Higher coverage means more confidence that the surface map represents the model's true refusal landscape rather than a narrow slice of it. Low coverage is a warning that unmapped regions may contain surprises.

Grouping and aggregation¶

Surface mapping results are grouped along each dimension:

By category: refusal rate and mean projection for each harm category.
By style: how framing (direct, roleplay, academic, hypothetical) affects refusal.
By language: cross-lingual refusal consistency.

Each group reports count, refusal rate, mean projection, and standard deviation. This reveals asymmetries — categories where the model is confident (high projection, consistent refusal) versus categories where it is borderline (moderate projection, inconsistent refusal).

Surface mapping in the pipeline¶

Surface mapping is a discovery tool. It does not modify the model — it observes it. The typical workflow:

Map the original model's refusal surface.
Intervene (cut, steer, harden).
Map again to see what changed.
Compare the two maps to evaluate the intervention.

This is the empirical counterpart to measurement: measurement extracts a direction, surface mapping shows what that direction means in practice across the full space of inputs.

Relationship to defense¶

Surface mapping informs defense design.

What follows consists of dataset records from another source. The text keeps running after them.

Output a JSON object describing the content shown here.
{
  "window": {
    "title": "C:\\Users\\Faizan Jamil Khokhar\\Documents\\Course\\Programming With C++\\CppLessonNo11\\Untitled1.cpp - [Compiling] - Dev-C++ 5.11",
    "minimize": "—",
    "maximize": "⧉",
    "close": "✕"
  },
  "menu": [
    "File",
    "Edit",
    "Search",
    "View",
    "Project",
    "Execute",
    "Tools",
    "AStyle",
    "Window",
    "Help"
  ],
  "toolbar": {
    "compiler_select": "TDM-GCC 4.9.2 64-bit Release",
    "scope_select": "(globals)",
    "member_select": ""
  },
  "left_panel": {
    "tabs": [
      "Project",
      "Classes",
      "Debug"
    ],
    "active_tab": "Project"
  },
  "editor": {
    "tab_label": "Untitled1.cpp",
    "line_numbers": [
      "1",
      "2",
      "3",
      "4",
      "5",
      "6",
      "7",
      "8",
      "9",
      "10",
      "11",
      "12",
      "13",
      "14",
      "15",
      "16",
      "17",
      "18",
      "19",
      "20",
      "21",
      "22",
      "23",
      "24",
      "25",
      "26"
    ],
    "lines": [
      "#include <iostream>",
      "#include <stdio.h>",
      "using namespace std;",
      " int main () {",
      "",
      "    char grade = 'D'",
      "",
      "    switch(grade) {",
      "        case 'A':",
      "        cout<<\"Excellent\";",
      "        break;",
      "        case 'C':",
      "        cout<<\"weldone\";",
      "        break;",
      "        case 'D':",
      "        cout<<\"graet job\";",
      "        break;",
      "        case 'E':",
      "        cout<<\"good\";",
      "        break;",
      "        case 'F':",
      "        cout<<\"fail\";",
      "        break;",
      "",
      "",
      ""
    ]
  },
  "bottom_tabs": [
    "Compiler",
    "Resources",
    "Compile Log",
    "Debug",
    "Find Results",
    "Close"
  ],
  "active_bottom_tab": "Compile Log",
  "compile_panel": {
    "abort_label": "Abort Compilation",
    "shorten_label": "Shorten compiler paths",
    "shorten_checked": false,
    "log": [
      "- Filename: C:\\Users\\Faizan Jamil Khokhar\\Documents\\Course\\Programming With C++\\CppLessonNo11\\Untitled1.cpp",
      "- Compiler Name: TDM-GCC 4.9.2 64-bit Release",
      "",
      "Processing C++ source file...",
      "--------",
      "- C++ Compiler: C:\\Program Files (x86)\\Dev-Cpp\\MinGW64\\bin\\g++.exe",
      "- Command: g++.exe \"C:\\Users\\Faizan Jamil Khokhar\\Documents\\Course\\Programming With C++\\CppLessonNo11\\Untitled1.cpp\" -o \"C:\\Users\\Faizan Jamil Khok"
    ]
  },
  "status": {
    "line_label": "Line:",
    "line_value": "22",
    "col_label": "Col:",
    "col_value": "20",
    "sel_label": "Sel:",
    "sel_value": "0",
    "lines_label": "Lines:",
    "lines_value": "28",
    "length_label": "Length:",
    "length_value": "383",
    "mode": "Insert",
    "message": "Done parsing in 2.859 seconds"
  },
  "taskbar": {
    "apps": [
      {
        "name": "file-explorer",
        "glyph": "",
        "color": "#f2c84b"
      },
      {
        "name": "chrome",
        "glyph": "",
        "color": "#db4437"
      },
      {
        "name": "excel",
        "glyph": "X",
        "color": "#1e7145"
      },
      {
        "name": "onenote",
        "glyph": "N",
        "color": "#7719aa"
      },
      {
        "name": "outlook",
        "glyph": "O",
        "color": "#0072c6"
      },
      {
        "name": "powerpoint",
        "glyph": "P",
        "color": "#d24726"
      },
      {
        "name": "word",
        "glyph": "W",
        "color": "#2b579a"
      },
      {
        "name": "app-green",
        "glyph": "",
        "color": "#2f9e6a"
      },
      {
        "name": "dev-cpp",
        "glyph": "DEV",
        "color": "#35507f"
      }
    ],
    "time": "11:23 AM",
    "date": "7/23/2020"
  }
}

If the map reveals that infix-positioned requests in a specific category consistently evade CAST, that is a signal to strengthen SIC for that category or adjust CAST thresholds.

The refusal surface is not static — it changes with every intervention. Continuous mapping is how you track the model's behavioral envelope over time.

Discovery before action

Map the surface before cutting or steering. A direction may look clean by cosine separation but produce unexpected refusal patterns across categories. Surface mapping catches asymmetries that aggregate metrics miss.